Pioneering Tech Accelerator Programs

In 2005, Paul Graham serendipitously founded “the first of a new type of incubator”. Inspired by Harvard computer science undergraduates, he offered to invest in a handful of Harvard student startup ideas and mentor them through a summer program close to campus. Graham had always wanted to do angel investing, but found something inadequate about the state of venture capital and angel investment at the time. Graham believed that “investors should be making more, smaller investments, they should be funding hackers instead of suits, they should be willing to fund younger founders, etc.” (Graham, 2012). Thus, Graham deduced that the most efficient way of being an angel investor was to advise and mentor the group of startup teams synchronously, or in batches, during the summer. Together with his partners Jessica Livingston, Trevor Blackwell, and Robert Morris, the first program was held in Cambridge, MA during the summer of 2005. They named this program Y Combinator.

The success of the first Y Combinator (YC) program surprised Graham and those close to the program. Graham knew that what he had created would resonate in the entrepreneurship community on a national scale and that it could transform investment and incubation models for developing early-stage startups. He moved the program to Mountain View, CA to be closer to a larger density of technology startups in Silicon Valley, so as not to miss the opportunity to be the Y Combinator of Silicon Valley. Today, as of this writing, Y Combinator runs two programs per year for a three-month period, has an acceptance rate between one and three percent, provides an initial $120,000 in seed funding in exchange for a 7% equity stake in the startup, and culminates in Demo Day where the startups pitch their ideas to an audience full of potential investors. They have funded over 800 startups, including the now renowned Dropbox, Airbnb, Reddit, and Scribd.

As Graham anticipated, the Y Combinator model was adopted by a host of other wealthy individuals and organizations around the United States, most notably, Techstars, AngelPad, and 500 Startups have been recognized as best practice accelerator programs. This new model of investing in and incubating startups was termed a business accelerator or seed accelerator by popular sources because the programs target startups in the seed phase, or initial phase, of financing and development, and it accelerates the startup process (i.e. idea generation, developing and testing the product, and securing resources) into just a few months.

A common conception among entrepreneurs and founders of early stage startups is that by participating in an accelerator, their idea will be work out and are assured funding from investors.

However, although there has been some truth to this conception, it is not always true. Rather, we need to ask ourselves, just how efficacious are these accelerators programs for the idea or business I want to start or grow? How will an accelerator help me through the process of starting my business? We can answer some of these questions from the results of a recent study on accelerator programs in the United States.

Results:

1. It’s not the idea that matters as much as the quality and effectiveness of the team.

This means that you could have the best startup idea in the world and still fail because the right team was not able to carry it through. Essentially, a team that works well together will be more successful.

2. The reputation of the accelerator program provides legitimacy for its startups in obtaining investor funding.
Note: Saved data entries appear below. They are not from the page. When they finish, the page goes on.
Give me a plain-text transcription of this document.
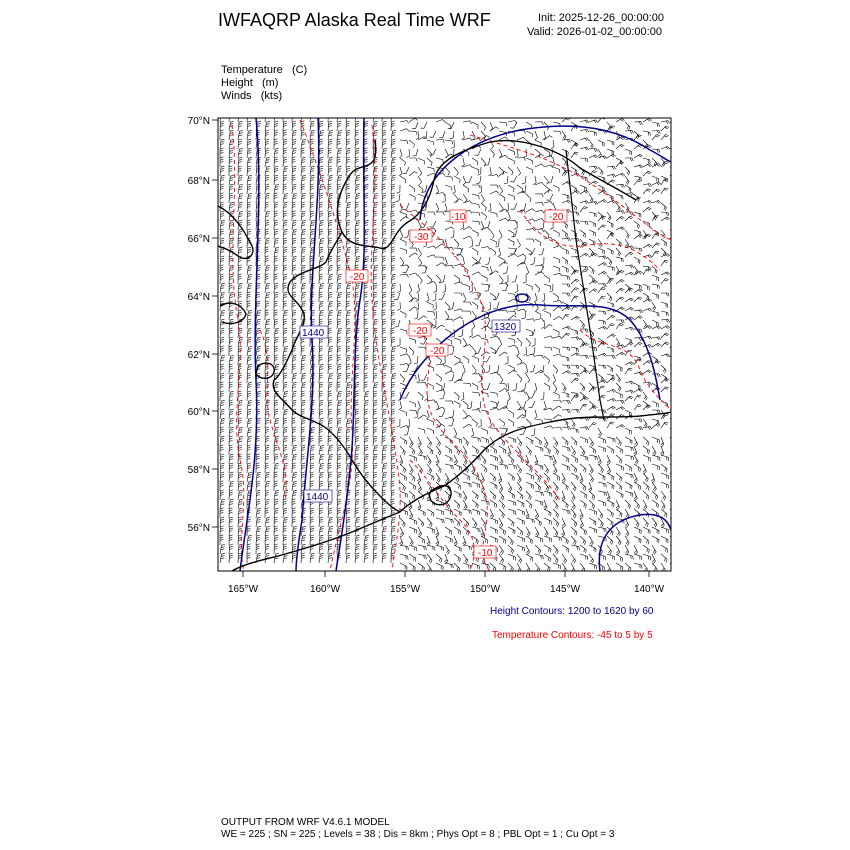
IWFAQRP Alaska Real Time WRF	Init: 2025-12-26_00:00:00
Valid: 2026-01-02_00:00:00
Temperature (C)
Height (m)
Winds (kts)
-20
-20
-20
-20
-10
-10
-30
1440
1440
1320
70°N
68°N
66°N
64°N
62°N
60°N
58°N
56°N
165°W	160°W	155°W	150°W	145°W	140°W
Height Contours: 1200 to 1620 by 60
Temperature Contours: -45 to 5 by 5
OUTPUT FROM WRF V4.6.1 MODEL
WE = 225 ; SN = 225 ; Levels = 38 ; Dis = 8km ; Phys Opt = 8 ; PBL Opt = 1 ; Cu Opt = 3
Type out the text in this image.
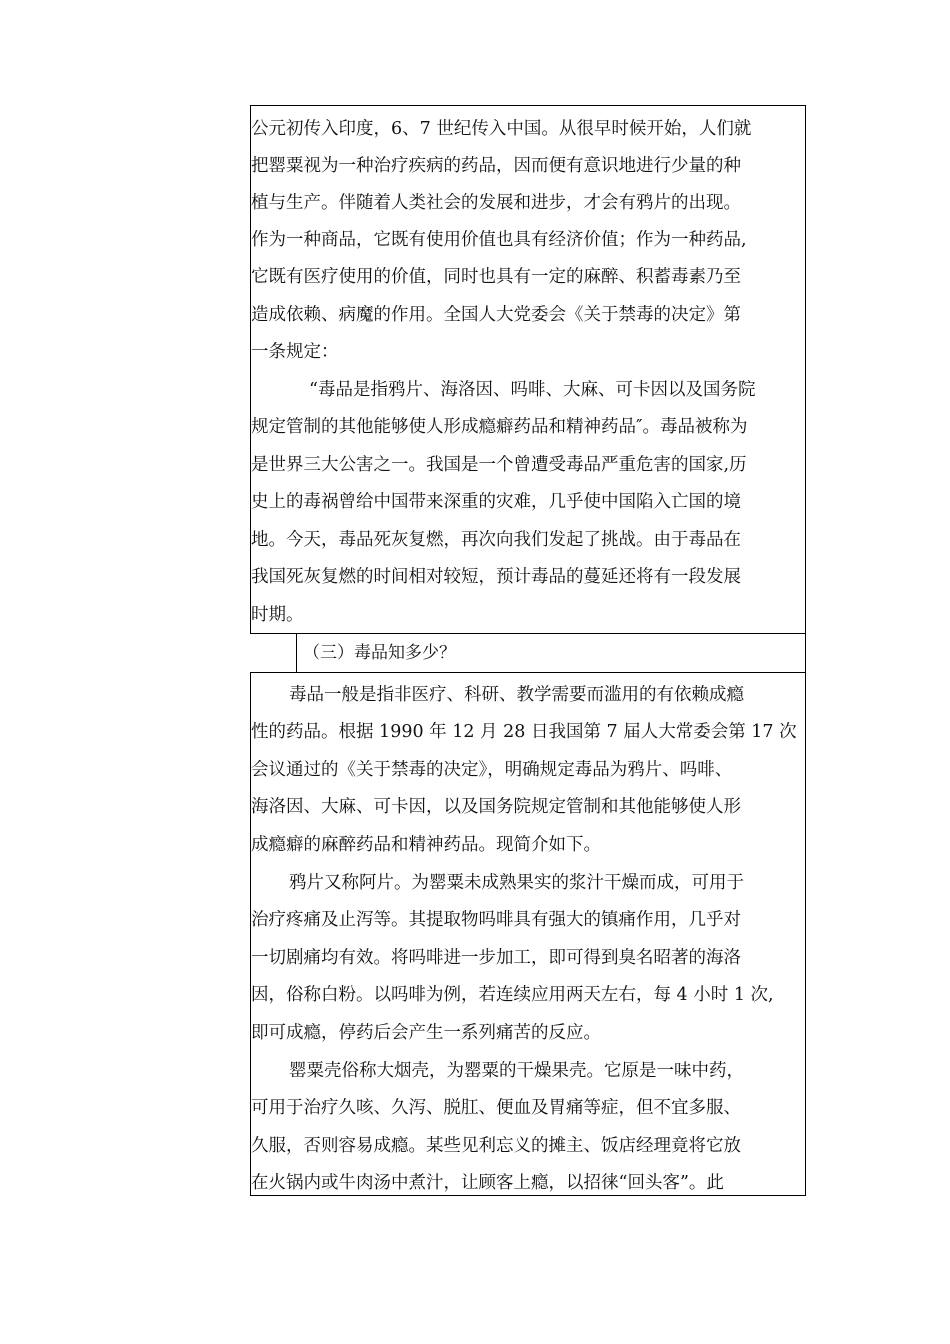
公元初传入印度，6、7 世纪传入中国。从很早时候开始，人们就
把罂粟视为一种治疗疾病的药品，因而便有意识地进行少量的种
植与生产。伴随着人类社会的发展和进步，才会有鸦片的出现。
作为一种商品，它既有使用价值也具有经济价值；作为一种药品,
它既有医疗使用的价值，同时也具有一定的麻醉、积蓄毒素乃至
造成依赖、病魔的作用。全国人大党委会《关于禁毒的决定》第
一条规定：
“毒品是指鸦片、海洛因、吗啡、大麻、可卡因以及国务院
规定管制的其他能够使人形成瘾癖药品和精神药品″。毒品被称为
是世界三大公害之一。我国是一个曾遭受毒品严重危害的国家,历
史上的毒祸曾给中国带来深重的灾难，几乎使中国陷入亡国的境
地。今天，毒品死灰复燃，再次向我们发起了挑战。由于毒品在
我国死灰复燃的时间相对较短，预计毒品的蔓延还将有一段发展
时期。
（三）毒品知多少？
毒品一般是指非医疗、科研、教学需要而滥用的有依赖成瘾
性的药品。根据 1990 年 12 月 28 日我国第 7 届人大常委会第 17 次
会议通过的《关于禁毒的决定》，明确规定毒品为鸦片、吗啡、
海洛因、大麻、可卡因，以及国务院规定管制和其他能够使人形
成瘾癖的麻醉药品和精神药品。现简介如下。
鸦片又称阿片。为罂粟未成熟果实的浆汁干燥而成，可用于
治疗疼痛及止泻等。其提取物吗啡具有强大的镇痛作用，几乎对
一切剧痛均有效。将吗啡进一步加工，即可得到臭名昭著的海洛
因，俗称白粉。以吗啡为例，若连续应用两天左右，每 4 小时 1 次,
即可成瘾，停药后会产生一系列痛苦的反应。
罂粟壳俗称大烟壳，为罂粟的干燥果壳。它原是一味中药，
可用于治疗久咳、久泻、脱肛、便血及胃痛等症，但不宜多服、
久服，否则容易成瘾。某些见利忘义的摊主、饭店经理竟将它放
在火锅内或牛肉汤中煮汁，让顾客上瘾，以招徕“回头客”。此
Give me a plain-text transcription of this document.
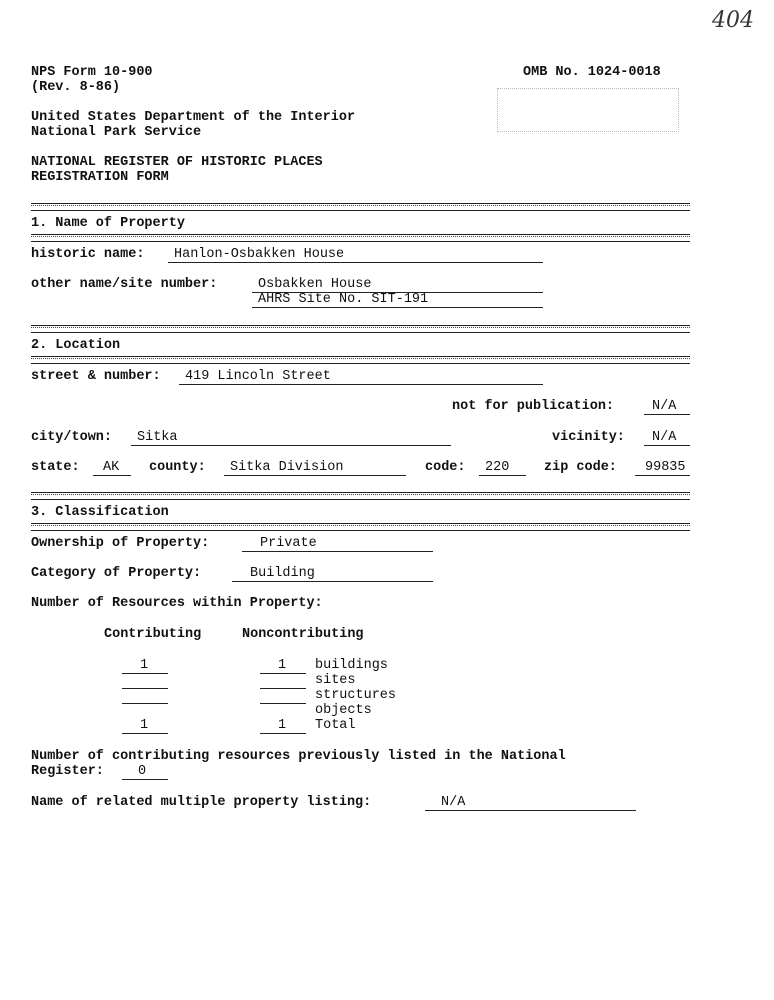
404
NPS Form 10-900
(Rev. 8-86)
OMB No. 1024-0018
United States Department of the Interior
National Park Service
NATIONAL REGISTER OF HISTORIC PLACES
REGISTRATION FORM
1. Name of Property
historic name:	Hanlon-Osbakken House
other name/site number:	Osbakken House
AHRS Site No. SIT-191
2. Location
street & number:	419 Lincoln Street
not for publication:	N/A
city/town:	Sitka	vicinity:	N/A
state:	AK	county:	Sitka Division	code:	220	zip code:	99835
3. Classification
Ownership of Property:	Private
Category of Property:	Building
Number of Resources within Property:
Contributing	Noncontributing
1	1	buildings
sites
structures
objects
1	1	Total
Number of contributing resources previously listed in the National
Register:	0
Name of related multiple property listing:	N/A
Accelerator programs who have developed a reputation for graduating great companies (Airbnb, Dropbox, Zendesk) have provided these companies with an enhanced reputation among investor eyes. For example, a VC is more likely to schedule a pitch from a top accelerator program over other applications because the VC knows that well developed companies, with a proper legal structure, product testing and market validation, have typically come from accelerator programs.

3. Accelerators help startups recognize and exploit opportunities through mentoring and peer feedback.

With guidance from the accelerator resources, entrepreneurial teams could be prompted to search in their areas or industries of expertise, or knowledge pooled from the expertise of mentors and peers. In this sense, it is the mentors that assess the nature of the opportunity and decide if the expected or perceived value of the opportunity is worth pursuing and exploiting.